The last member of the group introduced by Pence was Connie Mays of Ohio, who said her plan did not cover any of her area doctors.
“I think one of the things that keeps ringing in my mind that I heard over the last eight years was, ‘affordable health care for everyone.’ I want to know who ‘everyone’ is, because it wasn’t me. It wasn’t me and it isn’t my family, because they’re struggling too,” Mays said, her voice beginning to break. “So I’m begging you. Please, please, whatever it takes. We’ve got to get this fixed. It’s destroying people. It’s destroying me.”
Pence put his hand on Mays’ back and hugged her as she cried. He then thanked the group for “sharing your heart.”
“I promise you, the president and I … are not going to stop working until we get this thing done,” Pence said.
The vice president went on to suggest the group’s stories were evidence of the “broken promises of Obamacare.”
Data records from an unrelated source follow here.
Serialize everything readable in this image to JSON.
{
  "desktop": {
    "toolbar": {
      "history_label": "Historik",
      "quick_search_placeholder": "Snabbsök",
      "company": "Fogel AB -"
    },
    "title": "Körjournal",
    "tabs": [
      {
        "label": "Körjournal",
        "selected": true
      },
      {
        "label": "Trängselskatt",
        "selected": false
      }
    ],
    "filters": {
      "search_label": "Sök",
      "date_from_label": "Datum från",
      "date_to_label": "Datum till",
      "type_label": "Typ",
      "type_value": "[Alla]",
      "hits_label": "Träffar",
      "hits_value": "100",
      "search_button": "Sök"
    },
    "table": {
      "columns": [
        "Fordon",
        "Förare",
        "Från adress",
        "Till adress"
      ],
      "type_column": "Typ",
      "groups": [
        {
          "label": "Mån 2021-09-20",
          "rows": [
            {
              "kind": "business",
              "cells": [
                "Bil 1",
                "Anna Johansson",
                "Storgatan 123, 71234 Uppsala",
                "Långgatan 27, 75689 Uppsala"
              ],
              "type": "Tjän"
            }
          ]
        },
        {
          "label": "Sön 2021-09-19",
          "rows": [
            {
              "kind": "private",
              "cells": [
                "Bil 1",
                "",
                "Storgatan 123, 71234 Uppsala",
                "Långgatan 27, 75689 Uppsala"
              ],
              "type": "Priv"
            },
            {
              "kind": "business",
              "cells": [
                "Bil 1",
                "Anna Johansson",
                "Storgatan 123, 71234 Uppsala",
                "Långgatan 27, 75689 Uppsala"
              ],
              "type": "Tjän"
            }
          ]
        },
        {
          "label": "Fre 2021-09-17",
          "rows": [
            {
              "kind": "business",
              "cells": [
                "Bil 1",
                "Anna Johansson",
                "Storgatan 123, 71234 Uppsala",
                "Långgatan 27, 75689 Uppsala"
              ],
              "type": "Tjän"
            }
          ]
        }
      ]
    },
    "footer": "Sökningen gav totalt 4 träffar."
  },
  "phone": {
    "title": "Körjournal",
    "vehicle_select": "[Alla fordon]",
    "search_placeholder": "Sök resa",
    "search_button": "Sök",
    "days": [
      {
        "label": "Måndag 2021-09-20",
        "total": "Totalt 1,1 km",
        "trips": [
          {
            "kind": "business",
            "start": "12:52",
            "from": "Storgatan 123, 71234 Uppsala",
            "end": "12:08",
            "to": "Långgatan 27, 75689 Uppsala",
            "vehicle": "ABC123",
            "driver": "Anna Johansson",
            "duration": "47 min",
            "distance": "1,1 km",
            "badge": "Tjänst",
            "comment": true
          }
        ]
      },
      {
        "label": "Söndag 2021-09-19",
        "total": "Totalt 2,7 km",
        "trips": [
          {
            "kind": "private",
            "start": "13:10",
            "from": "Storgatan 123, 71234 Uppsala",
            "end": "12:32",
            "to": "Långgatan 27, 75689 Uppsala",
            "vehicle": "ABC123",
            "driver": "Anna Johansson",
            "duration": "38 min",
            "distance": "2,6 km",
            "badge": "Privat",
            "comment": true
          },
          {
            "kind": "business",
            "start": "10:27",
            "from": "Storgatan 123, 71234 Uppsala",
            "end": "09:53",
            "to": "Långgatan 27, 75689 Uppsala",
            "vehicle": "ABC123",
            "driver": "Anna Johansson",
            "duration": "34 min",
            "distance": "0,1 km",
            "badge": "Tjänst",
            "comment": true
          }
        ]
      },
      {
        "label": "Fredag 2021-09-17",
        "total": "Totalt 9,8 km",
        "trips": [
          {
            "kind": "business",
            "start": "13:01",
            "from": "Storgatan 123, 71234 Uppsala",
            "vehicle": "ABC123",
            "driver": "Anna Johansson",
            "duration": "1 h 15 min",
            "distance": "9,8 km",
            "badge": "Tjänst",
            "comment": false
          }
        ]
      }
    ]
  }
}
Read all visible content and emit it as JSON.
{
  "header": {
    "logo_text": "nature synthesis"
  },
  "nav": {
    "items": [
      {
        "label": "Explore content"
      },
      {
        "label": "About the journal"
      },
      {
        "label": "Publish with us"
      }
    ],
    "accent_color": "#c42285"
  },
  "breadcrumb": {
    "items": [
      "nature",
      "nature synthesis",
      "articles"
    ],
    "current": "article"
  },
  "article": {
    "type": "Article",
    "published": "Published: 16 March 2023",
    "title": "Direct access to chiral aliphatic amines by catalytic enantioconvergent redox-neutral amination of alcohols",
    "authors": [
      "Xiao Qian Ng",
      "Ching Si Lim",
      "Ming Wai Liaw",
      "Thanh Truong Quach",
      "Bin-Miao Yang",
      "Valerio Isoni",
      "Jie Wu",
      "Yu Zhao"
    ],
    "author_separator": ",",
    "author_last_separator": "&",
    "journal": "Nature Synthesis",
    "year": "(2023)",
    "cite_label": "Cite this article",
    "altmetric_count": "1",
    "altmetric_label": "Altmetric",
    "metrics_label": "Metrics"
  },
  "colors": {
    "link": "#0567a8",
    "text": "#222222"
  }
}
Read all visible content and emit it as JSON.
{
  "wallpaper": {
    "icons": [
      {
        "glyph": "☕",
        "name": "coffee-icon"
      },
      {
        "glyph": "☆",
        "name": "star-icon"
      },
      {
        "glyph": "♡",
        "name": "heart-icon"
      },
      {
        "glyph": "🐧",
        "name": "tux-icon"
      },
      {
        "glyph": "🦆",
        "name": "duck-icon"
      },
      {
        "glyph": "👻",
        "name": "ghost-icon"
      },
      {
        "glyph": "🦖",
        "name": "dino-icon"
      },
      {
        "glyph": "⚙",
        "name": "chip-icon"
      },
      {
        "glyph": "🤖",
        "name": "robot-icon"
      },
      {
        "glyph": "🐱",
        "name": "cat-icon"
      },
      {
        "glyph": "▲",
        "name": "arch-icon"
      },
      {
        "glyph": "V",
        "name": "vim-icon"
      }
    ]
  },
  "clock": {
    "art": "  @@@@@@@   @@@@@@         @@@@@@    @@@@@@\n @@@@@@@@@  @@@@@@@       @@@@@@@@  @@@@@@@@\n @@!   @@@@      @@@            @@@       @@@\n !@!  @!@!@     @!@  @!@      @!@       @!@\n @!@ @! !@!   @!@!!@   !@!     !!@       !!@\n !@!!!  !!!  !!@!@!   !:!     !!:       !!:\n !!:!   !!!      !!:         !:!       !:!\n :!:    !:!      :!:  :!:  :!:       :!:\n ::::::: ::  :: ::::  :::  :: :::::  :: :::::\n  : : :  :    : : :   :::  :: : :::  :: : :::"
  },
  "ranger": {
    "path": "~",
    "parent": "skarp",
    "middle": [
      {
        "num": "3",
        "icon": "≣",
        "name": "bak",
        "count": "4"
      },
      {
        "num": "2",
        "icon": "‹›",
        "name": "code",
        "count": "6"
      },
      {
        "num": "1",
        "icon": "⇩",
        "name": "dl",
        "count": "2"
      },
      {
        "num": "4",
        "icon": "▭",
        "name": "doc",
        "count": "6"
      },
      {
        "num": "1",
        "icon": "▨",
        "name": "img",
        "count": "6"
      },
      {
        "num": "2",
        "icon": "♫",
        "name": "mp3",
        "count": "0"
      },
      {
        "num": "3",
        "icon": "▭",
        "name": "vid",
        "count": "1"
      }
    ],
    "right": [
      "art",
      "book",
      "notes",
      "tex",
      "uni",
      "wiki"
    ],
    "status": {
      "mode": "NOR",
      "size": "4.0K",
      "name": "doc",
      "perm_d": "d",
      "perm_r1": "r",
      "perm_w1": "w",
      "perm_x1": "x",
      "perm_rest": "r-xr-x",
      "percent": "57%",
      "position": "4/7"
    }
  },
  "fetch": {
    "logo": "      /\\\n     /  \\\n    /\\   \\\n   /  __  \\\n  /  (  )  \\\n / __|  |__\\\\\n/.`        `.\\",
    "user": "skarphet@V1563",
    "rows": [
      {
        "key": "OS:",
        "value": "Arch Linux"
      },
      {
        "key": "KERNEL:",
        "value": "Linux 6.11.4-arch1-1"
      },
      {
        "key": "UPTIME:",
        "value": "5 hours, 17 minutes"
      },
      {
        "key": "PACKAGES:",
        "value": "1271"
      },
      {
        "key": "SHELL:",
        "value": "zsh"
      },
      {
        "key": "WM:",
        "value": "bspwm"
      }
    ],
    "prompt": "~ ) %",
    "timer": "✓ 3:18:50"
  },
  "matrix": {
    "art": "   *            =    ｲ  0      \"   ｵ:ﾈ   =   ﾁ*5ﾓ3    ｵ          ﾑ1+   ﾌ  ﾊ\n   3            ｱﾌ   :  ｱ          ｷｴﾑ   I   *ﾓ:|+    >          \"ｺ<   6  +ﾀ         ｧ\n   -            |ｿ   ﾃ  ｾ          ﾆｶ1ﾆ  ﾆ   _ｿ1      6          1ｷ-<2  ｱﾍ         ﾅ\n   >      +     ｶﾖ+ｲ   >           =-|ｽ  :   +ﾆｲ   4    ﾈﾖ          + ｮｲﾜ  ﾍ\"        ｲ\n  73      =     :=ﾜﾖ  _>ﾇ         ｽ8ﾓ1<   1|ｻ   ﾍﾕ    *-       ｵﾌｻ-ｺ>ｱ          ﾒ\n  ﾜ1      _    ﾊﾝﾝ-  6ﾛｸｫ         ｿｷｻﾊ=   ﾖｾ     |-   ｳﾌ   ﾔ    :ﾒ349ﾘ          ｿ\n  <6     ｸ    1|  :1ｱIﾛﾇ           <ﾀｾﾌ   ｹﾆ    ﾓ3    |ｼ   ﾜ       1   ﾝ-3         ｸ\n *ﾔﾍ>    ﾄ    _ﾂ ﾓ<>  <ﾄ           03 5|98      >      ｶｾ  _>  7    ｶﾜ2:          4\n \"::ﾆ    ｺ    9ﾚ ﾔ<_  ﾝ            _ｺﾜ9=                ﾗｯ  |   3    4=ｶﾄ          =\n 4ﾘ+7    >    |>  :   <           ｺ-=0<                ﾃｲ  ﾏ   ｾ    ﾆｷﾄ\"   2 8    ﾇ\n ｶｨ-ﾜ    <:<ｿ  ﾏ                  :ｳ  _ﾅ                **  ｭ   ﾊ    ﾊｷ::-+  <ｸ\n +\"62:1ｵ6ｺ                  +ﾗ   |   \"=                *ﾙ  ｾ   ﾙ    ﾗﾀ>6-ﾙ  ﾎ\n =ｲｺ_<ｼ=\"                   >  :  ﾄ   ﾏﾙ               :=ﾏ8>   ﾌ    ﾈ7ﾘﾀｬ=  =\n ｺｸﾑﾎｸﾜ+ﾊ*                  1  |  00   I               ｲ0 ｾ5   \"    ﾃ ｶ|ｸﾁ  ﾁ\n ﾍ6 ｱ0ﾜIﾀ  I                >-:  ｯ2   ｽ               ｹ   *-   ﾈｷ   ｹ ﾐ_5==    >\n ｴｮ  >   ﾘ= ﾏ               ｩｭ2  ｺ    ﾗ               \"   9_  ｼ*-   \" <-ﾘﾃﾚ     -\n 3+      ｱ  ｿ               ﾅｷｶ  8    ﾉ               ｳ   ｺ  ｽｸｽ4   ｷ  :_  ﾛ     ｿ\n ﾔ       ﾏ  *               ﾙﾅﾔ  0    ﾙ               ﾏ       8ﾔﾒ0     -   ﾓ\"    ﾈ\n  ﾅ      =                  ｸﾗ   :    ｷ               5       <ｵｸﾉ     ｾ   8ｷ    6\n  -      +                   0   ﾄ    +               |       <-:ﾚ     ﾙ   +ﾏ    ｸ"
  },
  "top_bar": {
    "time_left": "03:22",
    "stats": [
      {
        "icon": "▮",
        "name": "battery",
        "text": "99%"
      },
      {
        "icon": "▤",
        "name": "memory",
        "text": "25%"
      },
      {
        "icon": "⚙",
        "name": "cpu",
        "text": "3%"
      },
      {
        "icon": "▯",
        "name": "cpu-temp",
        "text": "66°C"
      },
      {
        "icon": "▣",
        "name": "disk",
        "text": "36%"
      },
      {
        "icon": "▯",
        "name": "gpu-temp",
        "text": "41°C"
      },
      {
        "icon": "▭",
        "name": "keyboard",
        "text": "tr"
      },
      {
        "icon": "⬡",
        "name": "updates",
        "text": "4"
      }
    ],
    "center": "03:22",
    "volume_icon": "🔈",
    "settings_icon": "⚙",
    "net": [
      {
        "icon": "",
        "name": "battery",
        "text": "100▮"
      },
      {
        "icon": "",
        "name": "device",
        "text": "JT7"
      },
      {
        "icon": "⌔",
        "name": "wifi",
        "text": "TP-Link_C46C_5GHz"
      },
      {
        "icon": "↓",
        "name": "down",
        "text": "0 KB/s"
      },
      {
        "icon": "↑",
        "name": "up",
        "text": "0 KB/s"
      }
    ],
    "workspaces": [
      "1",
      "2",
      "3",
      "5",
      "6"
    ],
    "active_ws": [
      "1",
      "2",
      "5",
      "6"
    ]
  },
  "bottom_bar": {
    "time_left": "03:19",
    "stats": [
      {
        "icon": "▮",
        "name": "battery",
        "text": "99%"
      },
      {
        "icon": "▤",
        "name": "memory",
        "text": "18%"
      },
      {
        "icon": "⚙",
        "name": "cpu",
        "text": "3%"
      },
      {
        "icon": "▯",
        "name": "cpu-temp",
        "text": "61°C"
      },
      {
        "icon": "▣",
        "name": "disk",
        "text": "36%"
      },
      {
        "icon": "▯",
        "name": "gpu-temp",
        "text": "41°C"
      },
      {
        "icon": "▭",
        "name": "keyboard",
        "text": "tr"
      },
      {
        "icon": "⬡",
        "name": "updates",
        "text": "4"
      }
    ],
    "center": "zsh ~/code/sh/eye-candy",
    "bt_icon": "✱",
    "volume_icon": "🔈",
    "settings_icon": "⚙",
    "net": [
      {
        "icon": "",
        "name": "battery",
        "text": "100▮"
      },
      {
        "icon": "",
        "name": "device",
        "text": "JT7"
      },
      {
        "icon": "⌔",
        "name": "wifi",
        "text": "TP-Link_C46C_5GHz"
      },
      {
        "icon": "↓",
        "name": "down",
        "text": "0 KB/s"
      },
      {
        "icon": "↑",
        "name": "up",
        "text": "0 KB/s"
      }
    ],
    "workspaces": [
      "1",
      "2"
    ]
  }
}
“Help is on the way. We’re going to keep working this. The United States Senate is working tirelessly as we’re speaking. We’re going to be working around the clock with members of the Senate,” Pence said.
Shortly after Pence’s event concluded, the nonpartisan Congressional Budget Office released a report on the Senate health care bill. The office said it would leave 22 million more people uninsured by 2026. In response, the White House issued a statement accusing the CBO of having a “history of inaccuracy.”
“The CBO has consistently proven it cannot accurately predict how health care legislation will impact insurance coverage. This history of inaccuracy, as demonstrated by its flawed report on coverage, premiums and predicted deficit arising out of Obamacare, reminds us that its analysis must not be trusted blindly,” the White House statement said.
The White House similarly attacked the CBO after it released its report on the House Republican health care bill. At that time, Politifact rated the White House’s critique of the CBO’s record as “half true.”